Kasus inilah yang mendorong pihak oposisi yang tidak puas dengan latar belakang
Habibie semakin giat menjatuhkannya. Upaya ini akhirnya berhasil saat Sidang Umum
1999, pada 20 Oktober 1999 ia memutuskan untuk tidak mencalonkan diri lagi setelah
laporan pertanggungjawabannya ditolak oleh MPR dan setelah 512 hari kekuasaan B.J
Habibie akhirnya berhenti.
Pandangan terhadap pemerintahan Habibie pada era awal reformasi cenderung bersifat
negatif, tapi sejalan dengan perkembangan waktu banyak yang menilai positif
pemerintahan Habibie.
BAB III
PENUTUP
3.1 Kesimpulan
Pada tanggal 21 Mei 1998 pukul 09.00 WIB di ruang Jepara, Istana Merdeka Jakarta,
Presiden Soeharto menyatakan dirinya berhenti dari jabatan Presiden RI, lewat pidatonya
dihadapan wartawan dalam dan luar negeri.
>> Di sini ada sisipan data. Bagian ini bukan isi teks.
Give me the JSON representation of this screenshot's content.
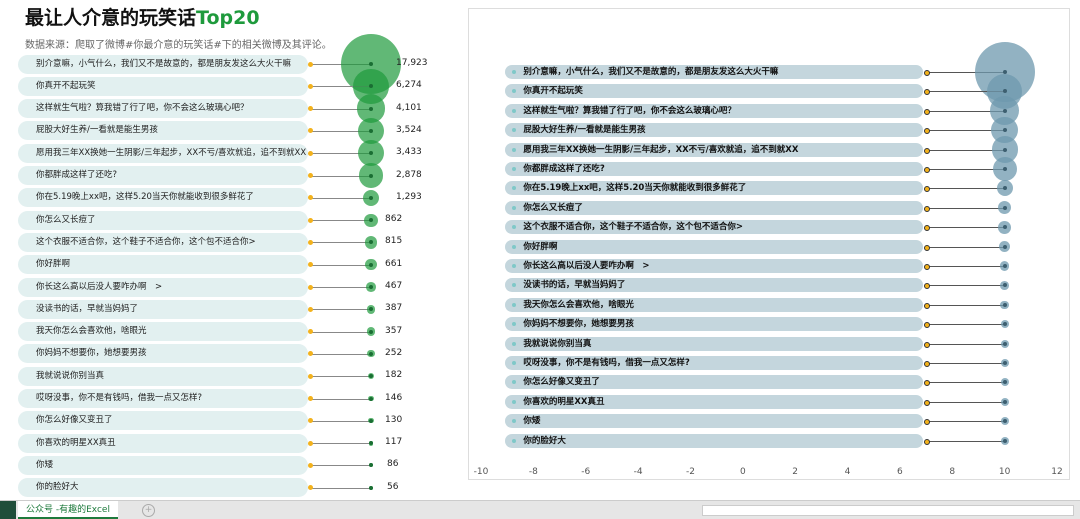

Setelah itu, B.J. Habibie sebagai Wapres
langsung diangkat sumpahnya menjadi Presiden RI ketiga dihadapan Pimpinan
Mahkamah Agung, yang disaksikan oleh Ketua DPR dan Wakil-Wakil Ketua DPR.
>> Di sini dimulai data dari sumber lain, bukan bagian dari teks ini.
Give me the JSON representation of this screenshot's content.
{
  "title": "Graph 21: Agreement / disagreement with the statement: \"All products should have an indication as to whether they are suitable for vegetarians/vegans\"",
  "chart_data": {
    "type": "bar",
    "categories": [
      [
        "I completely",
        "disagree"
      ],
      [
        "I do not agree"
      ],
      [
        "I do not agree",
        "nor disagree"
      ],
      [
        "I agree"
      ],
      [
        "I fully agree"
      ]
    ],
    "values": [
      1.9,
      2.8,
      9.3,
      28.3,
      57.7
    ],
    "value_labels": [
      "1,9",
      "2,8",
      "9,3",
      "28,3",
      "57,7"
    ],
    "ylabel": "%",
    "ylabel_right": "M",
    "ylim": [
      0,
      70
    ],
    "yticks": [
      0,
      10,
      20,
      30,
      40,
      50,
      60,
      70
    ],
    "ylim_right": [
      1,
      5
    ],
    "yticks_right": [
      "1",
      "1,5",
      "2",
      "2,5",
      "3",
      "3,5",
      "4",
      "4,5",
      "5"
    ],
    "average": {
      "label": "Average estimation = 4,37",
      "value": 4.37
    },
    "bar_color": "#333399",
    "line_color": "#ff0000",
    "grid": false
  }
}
Pada tanggal 23 Mei 1998, Presiden B.J. Habibie mengumumkan susunan kabinet baru,
yaitu Kabinet Reformasi Pembangunan dan membehentikan dengan hormat pada menteri
Kabinet Pembangunan lalu B.J Habibie memimpin Indonesia yang saat itu memiliki
kondisi yang kurang baik.
Ada berbagai kebijakan yang dilaksanakan saat pemerintahan Habibie diantaranya
merekapitulasi perbankan, merekonstruksi perekonomian nasional, melikuidasi
(pembubaran) beberapa bank bermasalah, menaikkan nilai tukar rupiah terhadap dolar
Amerika hingga di bawah Rp10.000 dalam bidang ekonomi dan pembebasan para tahanan
Orde Baru, peningkatan kebijakan pers, pembentukan parpol dalam bidang sosial politik.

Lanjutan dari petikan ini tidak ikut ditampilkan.